My favorable opinion of Australia and its people continues to climb!

I have never understood the popularity/fascination with Starbucks. Their coffee is the worst mass-produced coffee on the planet.

I can appreciate people liking things I don’t, but this thread is consistent with my personal experience. I know NO one who loves Starbucks, and most who go there buy something that is so full of sugar and fat, that coffee is an afterthought.

Caffeine is clearly addictive, but you can get a much better cup o’ joe (and cheaper too!) at a dunkin’ donuts or even McDonald’s.

So, my question is… Does Starbucks deliver more caffeine than most, or did they just happen to be at the right place at the right time? Certainly it is thought “trendy” to have a Starbucks cup in your hand. But as someone who just wants a good cup of coffee, I don’t think paying $5 for that Starbucks logo is quite worth it.

Would it help to talk about it?

I’m not crazy about it but I never buy it to go, only as an excuse to sit down, hang out, and maybe fire up the computer. I guess this is true of many of their customers, but all things considered I’m still a bit surprised their coffee doesn’t taste better.

I only go there for their expert mixed streaming music playlists. What’s coffee?

I don’t disagree with any particular point, but you left out home brewed, fresh ground beans in a French press. Coffee is a simple recipe, hot water and freshly ground beans, and with a little time, you can make for yourself better coffee than anything you can buy in a shop. Brewing coffee yourself is a simple process, and like a good hamburger, homemade with simple tools will yield a superior product.

I will also state that good coffee doesn’t need pollutants, and bad coffee (cough Starbucks) can’t be saved with them.

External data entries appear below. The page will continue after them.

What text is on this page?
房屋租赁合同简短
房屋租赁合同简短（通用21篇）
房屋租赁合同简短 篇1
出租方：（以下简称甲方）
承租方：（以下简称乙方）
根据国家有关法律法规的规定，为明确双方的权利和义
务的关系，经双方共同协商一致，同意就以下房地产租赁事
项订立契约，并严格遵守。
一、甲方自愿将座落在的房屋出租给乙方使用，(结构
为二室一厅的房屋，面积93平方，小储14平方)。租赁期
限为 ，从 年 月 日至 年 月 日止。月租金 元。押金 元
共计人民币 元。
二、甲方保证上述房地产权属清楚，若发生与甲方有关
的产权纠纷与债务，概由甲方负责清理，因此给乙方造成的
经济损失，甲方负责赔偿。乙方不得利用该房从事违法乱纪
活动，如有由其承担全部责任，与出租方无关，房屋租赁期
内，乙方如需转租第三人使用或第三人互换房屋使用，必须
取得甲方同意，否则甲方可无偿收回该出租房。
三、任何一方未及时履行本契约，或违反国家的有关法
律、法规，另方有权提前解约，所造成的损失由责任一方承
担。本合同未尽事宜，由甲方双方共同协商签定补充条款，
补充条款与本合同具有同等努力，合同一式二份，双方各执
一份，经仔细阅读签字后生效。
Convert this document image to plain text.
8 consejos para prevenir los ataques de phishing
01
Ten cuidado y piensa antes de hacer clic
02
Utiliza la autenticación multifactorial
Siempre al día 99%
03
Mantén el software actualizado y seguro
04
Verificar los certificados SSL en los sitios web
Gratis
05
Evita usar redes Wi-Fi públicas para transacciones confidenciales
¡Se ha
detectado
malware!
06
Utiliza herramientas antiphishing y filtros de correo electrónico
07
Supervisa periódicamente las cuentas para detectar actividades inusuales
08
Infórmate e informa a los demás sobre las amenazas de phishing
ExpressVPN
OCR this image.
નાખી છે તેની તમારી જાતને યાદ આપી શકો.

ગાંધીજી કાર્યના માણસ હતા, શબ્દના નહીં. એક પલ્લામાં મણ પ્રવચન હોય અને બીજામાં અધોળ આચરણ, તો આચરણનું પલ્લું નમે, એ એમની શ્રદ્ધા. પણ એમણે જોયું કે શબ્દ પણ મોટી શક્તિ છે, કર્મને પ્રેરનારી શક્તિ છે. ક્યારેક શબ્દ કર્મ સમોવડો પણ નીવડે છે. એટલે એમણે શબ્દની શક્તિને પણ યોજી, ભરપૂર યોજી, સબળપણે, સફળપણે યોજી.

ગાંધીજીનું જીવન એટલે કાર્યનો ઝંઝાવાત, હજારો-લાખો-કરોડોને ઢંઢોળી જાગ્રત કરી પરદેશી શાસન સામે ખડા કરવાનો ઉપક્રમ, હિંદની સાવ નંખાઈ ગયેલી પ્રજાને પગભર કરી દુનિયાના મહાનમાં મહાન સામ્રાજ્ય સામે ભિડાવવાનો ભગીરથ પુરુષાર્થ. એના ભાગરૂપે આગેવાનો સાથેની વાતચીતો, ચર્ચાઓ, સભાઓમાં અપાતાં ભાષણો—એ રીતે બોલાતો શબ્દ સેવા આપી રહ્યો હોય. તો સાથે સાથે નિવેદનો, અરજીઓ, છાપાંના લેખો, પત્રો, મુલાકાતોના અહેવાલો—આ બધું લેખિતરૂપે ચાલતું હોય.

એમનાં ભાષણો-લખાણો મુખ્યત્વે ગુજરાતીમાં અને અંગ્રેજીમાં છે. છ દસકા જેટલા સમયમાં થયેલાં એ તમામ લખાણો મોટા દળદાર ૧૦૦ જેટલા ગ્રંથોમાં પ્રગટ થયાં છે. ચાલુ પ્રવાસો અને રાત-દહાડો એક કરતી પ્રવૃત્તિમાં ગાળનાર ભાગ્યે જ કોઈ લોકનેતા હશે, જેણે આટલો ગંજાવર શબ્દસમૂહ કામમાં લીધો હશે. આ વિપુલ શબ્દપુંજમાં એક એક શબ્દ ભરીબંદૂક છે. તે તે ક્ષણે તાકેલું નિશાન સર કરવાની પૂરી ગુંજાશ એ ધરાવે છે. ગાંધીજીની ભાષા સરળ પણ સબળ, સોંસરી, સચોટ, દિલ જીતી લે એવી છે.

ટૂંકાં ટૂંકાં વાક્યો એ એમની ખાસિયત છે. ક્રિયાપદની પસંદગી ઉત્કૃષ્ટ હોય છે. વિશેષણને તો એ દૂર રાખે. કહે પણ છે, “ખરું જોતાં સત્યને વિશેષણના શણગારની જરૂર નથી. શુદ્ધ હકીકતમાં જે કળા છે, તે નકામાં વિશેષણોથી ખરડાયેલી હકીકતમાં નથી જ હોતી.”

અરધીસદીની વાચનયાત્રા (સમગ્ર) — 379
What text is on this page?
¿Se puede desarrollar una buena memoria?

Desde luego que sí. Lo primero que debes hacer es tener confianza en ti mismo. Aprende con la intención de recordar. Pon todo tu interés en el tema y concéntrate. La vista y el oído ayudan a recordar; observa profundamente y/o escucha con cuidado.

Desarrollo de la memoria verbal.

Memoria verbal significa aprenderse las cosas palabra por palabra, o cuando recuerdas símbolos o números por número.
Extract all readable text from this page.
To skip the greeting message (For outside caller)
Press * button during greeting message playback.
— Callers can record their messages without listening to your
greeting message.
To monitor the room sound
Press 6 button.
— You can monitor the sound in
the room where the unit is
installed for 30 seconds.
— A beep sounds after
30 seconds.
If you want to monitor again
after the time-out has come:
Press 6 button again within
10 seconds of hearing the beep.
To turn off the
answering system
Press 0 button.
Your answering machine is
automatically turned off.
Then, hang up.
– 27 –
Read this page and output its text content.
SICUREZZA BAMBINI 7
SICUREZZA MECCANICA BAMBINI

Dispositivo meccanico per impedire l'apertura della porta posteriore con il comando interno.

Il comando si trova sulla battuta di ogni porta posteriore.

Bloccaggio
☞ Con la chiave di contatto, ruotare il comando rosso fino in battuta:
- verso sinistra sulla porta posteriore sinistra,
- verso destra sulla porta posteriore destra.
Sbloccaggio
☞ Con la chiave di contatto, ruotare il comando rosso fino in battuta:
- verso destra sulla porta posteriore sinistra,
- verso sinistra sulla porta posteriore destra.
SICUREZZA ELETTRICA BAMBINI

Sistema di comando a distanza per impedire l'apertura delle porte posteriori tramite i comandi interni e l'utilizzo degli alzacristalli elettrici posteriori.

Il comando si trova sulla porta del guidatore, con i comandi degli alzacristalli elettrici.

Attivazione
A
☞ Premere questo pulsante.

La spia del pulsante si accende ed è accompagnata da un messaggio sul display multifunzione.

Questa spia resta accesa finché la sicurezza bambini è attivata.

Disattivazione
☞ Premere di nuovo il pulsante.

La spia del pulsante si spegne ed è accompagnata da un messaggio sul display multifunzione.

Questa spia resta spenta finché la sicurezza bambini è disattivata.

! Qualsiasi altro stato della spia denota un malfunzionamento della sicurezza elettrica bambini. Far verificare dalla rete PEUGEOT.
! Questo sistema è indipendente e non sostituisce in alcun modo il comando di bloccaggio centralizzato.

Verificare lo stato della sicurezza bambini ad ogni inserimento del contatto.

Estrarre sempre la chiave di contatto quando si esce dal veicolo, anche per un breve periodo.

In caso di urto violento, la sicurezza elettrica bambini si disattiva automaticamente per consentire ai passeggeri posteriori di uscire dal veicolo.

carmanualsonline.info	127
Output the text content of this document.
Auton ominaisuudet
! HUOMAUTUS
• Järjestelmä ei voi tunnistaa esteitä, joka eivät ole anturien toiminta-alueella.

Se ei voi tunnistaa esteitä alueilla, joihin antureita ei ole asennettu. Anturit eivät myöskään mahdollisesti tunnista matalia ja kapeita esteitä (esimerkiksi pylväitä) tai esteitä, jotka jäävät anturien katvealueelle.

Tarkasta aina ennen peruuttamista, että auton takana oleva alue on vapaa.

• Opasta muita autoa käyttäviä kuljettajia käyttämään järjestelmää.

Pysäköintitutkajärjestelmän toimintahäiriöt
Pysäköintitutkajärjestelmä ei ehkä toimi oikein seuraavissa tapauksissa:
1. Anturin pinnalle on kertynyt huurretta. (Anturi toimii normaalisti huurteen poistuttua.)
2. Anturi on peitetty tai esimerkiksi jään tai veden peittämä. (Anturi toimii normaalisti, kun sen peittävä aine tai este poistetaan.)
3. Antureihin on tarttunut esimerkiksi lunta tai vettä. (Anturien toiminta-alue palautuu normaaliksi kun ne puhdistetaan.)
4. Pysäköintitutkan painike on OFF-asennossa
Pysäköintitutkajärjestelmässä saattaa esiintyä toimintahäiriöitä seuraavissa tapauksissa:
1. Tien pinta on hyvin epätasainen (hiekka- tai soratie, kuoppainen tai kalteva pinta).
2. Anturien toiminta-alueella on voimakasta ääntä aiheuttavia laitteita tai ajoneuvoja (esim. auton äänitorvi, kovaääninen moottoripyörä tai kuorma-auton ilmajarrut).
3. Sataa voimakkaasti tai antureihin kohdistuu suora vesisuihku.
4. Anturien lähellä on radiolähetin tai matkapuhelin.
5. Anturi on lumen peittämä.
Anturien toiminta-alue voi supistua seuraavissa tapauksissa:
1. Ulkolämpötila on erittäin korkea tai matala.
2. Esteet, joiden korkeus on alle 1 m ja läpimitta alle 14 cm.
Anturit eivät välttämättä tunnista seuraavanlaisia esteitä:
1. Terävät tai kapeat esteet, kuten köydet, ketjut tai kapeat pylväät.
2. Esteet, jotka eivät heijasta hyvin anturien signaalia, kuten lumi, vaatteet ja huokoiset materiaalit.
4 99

No, it has that metallic burnt water taste, shudder, I’ll take the espresso, which is not my first choice, first.

I call shenanigans. Anyone who goes to Starbucks knows the music is curated, not “expert mixed”. Expert mixed is what you get at the Home Depot paint counter!

Home-brewed isn’t a type of coffee though. You can home brew in all the ways using all the varying ingredients and styles that have been under discussion. And while French press is a very good method, my best cups of coffee have not been French press.

Maybe some people could. Maybe a lot of people could. But I can’t make a cup as good as my favorite barista who does it all day every day and it’s not necessarily worth my putting that much time into getting that good.

It depends on what you mean by “need.” I sometimes drink black coffee. I sometimes add cream and sugar. Sometimes I drink half the cup black and then add. Adding things to coffee is no different than any other choice one makes in food, based on personal taste and whim of the moment.

But, if you can’t snob it up about your coffee qua coffee, why even drink it? :wink:

I take my percolator (on a long extension cord) out to the park bench where I brew and sip while I type up descriptions on an old manual typewriter of my Holga photos I printed on my own home made paper before pinning them up on YMCA and barber shop bulletin boards. Never cleaned it either.

The only problem with that scenario is that a coffee snob wouldn’t use a percolator, which repeatedly boils already brewed coffee liquor and makes it scorched.

The automatic drop coffee maker was a huge improvement over the percolator.

I know. I’m mixing hipster douche into the scenario just to show how silly people can get.